Eine berechtigte Frage stellte Michael Neuhaus, umweltpolitischer Sprecher der Linksfraktion im Leipziger Stadtrat, am Mittwoch, 21. April, als der Linke-Antrag „Glasklar für Vogelschutz“ zur Abstimmung stand: Sollten Umweltschützer doch lieber auf ein Ökologiestudium verzichten und stattdessen lieber Jura studieren, um überhaupt eine Chance zu haben, Umweltschutz durchzusetzen?

Mit dem Thema beschäftigt sich seit Jahren der Nabu Leipzig. Es sind nicht nur die mutwillig zerstörten Nester von Vögeln, die den Naturschutzbund immer wieder auf den Plan rufen. Vermehrt hat er damit zu tun, all jene Vögel zu zählen, die an den riesigen Glasflächen Leipziger Neubauten sterben.Exemplarisch steht dafür ein Neubau in der Max-Liebermann-Straße, wo eine riesige Glasfläche den Innenbereich abgrenzt und allein 35 tote Vögel gezählt wurden, die an der Glaswand ihr Leben ließen.

Die Frage für die Linksfraktion war natürlich: Lässt sich so etwas mit einer Bauvorschrift verhindern? Hat eine Stadt wie Leipzig diese Möglichkeit?

Hat sie nicht, stellte das Amt für Bauordnung und Denkmalpflege fest. Genau das war der Punkt, an dem es juristisch wurde.
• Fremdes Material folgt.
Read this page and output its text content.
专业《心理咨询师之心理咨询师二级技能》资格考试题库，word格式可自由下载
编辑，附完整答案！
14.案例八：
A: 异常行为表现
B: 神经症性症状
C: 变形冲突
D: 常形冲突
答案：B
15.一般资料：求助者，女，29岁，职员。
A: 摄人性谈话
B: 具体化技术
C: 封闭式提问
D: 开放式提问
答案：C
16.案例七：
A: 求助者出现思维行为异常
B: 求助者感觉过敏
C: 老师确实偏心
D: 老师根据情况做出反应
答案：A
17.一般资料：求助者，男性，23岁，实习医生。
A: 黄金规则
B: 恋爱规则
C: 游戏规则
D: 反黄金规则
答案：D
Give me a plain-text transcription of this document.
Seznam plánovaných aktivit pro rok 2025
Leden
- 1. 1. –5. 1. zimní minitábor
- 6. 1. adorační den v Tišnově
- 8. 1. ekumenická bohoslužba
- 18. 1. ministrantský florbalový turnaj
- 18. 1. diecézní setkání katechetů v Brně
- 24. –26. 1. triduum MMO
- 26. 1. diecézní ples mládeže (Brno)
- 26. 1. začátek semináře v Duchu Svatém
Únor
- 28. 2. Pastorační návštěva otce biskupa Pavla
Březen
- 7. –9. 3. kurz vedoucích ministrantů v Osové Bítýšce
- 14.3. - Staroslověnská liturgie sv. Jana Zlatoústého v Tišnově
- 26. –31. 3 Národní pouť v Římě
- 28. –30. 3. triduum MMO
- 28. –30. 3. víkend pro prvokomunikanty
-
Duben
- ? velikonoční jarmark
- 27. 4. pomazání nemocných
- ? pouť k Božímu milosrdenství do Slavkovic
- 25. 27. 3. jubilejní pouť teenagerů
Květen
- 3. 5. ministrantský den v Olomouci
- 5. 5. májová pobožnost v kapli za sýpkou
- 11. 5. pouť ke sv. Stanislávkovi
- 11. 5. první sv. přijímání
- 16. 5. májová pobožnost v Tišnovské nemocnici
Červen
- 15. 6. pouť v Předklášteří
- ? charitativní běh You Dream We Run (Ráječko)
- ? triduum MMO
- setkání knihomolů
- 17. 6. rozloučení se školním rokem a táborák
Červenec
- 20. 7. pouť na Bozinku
Denn nach dem Naturschutzgesetz sind sämtliche Vögel geschützt und es wird derjenige zur Kasse gebeten, der mutwillig die Tötung von Vögeln in Kauf nimmt.

Doch das deutsche (und sächsische) Baurecht ist davon mit einer großen Mauer abgetrennt, was das Amt für Bauordnung und Denkmalpflege auch begründete. Bauvorschriften greifen natürlich in die Freiheit der Bauherren ein und eine Kommune hat keinen Spielraum, den Bauwilligen die Planung riesiger Glasflächen zu untersagen. Auch eine optische Beklebung der Scheiben kann die Stadt nicht einfach anordnen.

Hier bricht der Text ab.